FEAR: The Most Infectious Disease

PAIGE LISTON | pliston@butler.edu | Opinion Columnist

People in the U.S. are panicking because the ebola virus has hit closer to home.

At this point, however, any type of panic is premature.

The first U.S. ebola case was confirmed in September, and the patient died last week. Adding to the hysteria, health officials confirmed that a nurse who helped treat the victim contracted the disease as well.

Sophomore Gabrielle Dunn said if ebola spreads throughout the country, she would definitely increase precautions and feel more nervous.

“I was surprised when I heard ebola was in Texas, because I thought it was something that would never affect us,” Dunn said. “I thought it was mainly a problem in Africa and nothing to worry about, but now that it is here, it seems much more real.”

Although it is a scary concept, I do not see the need to worry about contracting the virus just yet.

Julie Howerton, director of health services at the Health and Recreation Complex, said students at Butler in particular should be more concerned about getting other illnesses on campus, such as strep throat or mono.

Ebola can only be transmitted if an infected person’s blood or vomit gets in another person’s eyes, nose, or mouth, according to a New York Times article. Unless you have recently traveled to West Africa, or had direct contact with someone traveling from Africa, there is very little reason to have an irrational fear associated with ebola.

The disease is not contagious during the incubation period, and patients do not transmit it until they develop symptoms, according to Dr. Thomas R. Frieden, director of the Centers for Disease Control and Prevention.

The truth is, the odds of contracting ebola in the United States are still extremely low even if the media still continues to play into the ebola hysteria.

I understand it is extremely important to know all the facts about the disease. The public should be knowledgeable about the situation in West Africa and the thousands of people that have died. However, this does not mean that the media should report in a way that makes it sound as though everyone is going to contract the disease.

According to a Wrap article, PBS “NewsHour” science correspondent and former CNN anchor Miles O’Brien said he is embarrassed by news reports on ebola.

“I wish everybody could take a deep breath and take a break from trying to pull viewers in by scaring them,” O’Brien said.
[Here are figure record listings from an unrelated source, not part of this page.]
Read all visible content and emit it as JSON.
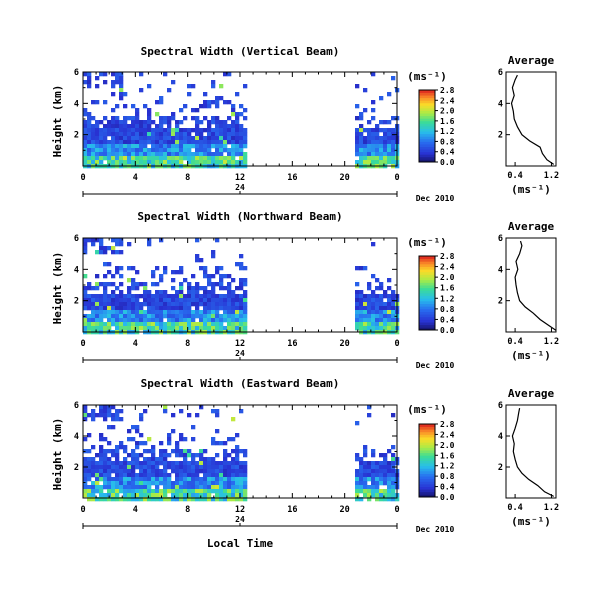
{
  "figure": {
    "x_axis_label": "Local Time",
    "date_label": "Dec 2010",
    "day_label": "24"
  },
  "chart_data": [
    {
      "type": "heatmap",
      "title": "Spectral Width (Vertical Beam)",
      "ylabel": "Height (km)",
      "xlabel": "Local Time",
      "x_ticks": [
        "0",
        "4",
        "8",
        "12",
        "16",
        "20",
        "0"
      ],
      "xlim_hours": [
        0,
        24
      ],
      "y_ticks": [
        "2",
        "4",
        "6"
      ],
      "ylim_km": [
        0,
        6
      ],
      "data_gaps_hours": [
        [
          12.5,
          20.5
        ]
      ],
      "colorbar": {
        "unit": "(ms⁻¹)",
        "ticks": [
          "0.0",
          "0.4",
          "0.8",
          "1.2",
          "1.6",
          "2.0",
          "2.4",
          "2.8"
        ],
        "range": [
          0,
          2.8
        ]
      },
      "average_profile": {
        "title": "Average",
        "xlabel": "(ms⁻¹)",
        "x_ticks": [
          "0.4",
          "1.2"
        ],
        "y_ticks": [
          "2",
          "4",
          "6"
        ],
        "height_km": [
          0.1,
          0.4,
          0.8,
          1.2,
          1.6,
          2.0,
          2.5,
          3.0,
          3.5,
          4.0,
          4.5,
          5.0,
          5.5,
          5.8
        ],
        "width_ms": [
          1.25,
          1.1,
          1.0,
          0.95,
          0.72,
          0.55,
          0.45,
          0.38,
          0.36,
          0.32,
          0.38,
          0.34,
          0.4,
          0.45
        ]
      }
    },
    {
      "type": "heatmap",
      "title": "Spectral Width (Northward Beam)",
      "ylabel": "Height (km)",
      "xlabel": "Local Time",
      "x_ticks": [
        "0",
        "4",
        "8",
        "12",
        "16",
        "20",
        "0"
      ],
      "xlim_hours": [
        0,
        24
      ],
      "y_ticks": [
        "2",
        "4",
        "6"
      ],
      "ylim_km": [
        0,
        6
      ],
      "data_gaps_hours": [
        [
          12.5,
          20.5
        ]
      ],
      "colorbar": {
        "unit": "(ms⁻¹)",
        "ticks": [
          "0.0",
          "0.4",
          "0.8",
          "1.2",
          "1.6",
          "2.0",
          "2.4",
          "2.8"
        ],
        "range": [
          0,
          2.8
        ]
      },
      "average_profile": {
        "title": "Average",
        "xlabel": "(ms⁻¹)",
        "x_ticks": [
          "0.4",
          "1.2"
        ],
        "y_ticks": [
          "2",
          "4",
          "6"
        ],
        "height_km": [
          0.1,
          0.4,
          0.8,
          1.2,
          1.6,
          2.0,
          2.5,
          3.0,
          3.5,
          4.0,
          4.5,
          5.0,
          5.5,
          5.8
        ],
        "width_ms": [
          1.3,
          1.15,
          0.95,
          0.8,
          0.62,
          0.5,
          0.45,
          0.42,
          0.4,
          0.46,
          0.42,
          0.5,
          0.55,
          0.52
        ]
      }
    },
    {
      "type": "heatmap",
      "title": "Spectral Width (Eastward Beam)",
      "ylabel": "Height (km)",
      "xlabel": "Local Time",
      "x_ticks": [
        "0",
        "4",
        "8",
        "12",
        "16",
        "20",
        "0"
      ],
      "xlim_hours": [
        0,
        24
      ],
      "y_ticks": [
        "2",
        "4",
        "6"
      ],
      "ylim_km": [
        0,
        6
      ],
      "data_gaps_hours": [
        [
          12.5,
          20.5
        ]
      ],
      "colorbar": {
        "unit": "(ms⁻¹)",
        "ticks": [
          "0.0",
          "0.4",
          "0.8",
          "1.2",
          "1.6",
          "2.0",
          "2.4",
          "2.8"
        ],
        "range": [
          0,
          2.8
        ]
      },
      "average_profile": {
        "title": "Average",
        "xlabel": "(ms⁻¹)",
        "x_ticks": [
          "0.4",
          "1.2"
        ],
        "y_ticks": [
          "2",
          "4",
          "6"
        ],
        "height_km": [
          0.1,
          0.4,
          0.8,
          1.2,
          1.6,
          2.0,
          2.5,
          3.0,
          3.5,
          4.0,
          4.5,
          5.0,
          5.5,
          5.8
        ],
        "width_ms": [
          1.25,
          1.05,
          0.9,
          0.7,
          0.55,
          0.45,
          0.4,
          0.36,
          0.38,
          0.34,
          0.4,
          0.45,
          0.48,
          0.5
        ]
      }
    }
  ]
}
I agree the coverage on ebola is adding to the hysteria by playing on viewer’s fears.

Although the fear of ebola is understandable, people’s chances of contracting the disease are very low. There have only been two confirmed cases in the U.S. thus far, and each case had been contained by medical personnel.

Maria Fletcher, the medical doctor on staff at the HRC, said any type of panic is a little too early, especially for Butler students.

“If a student were to come in complaining of a very high fever, then it is our protocol to always ask them if they have been traveling recently,” Fletcher said. “This has been our protocol even before the ebola outbreak.”

No new procedures or protocols have been implemented at the HRC for the disease, as they cannot provide treatment for such a serious virus.

The spread of any type of infectious disease is obviously very threatening to people, but the odds of catching ebola in the U.S. are still fairly low.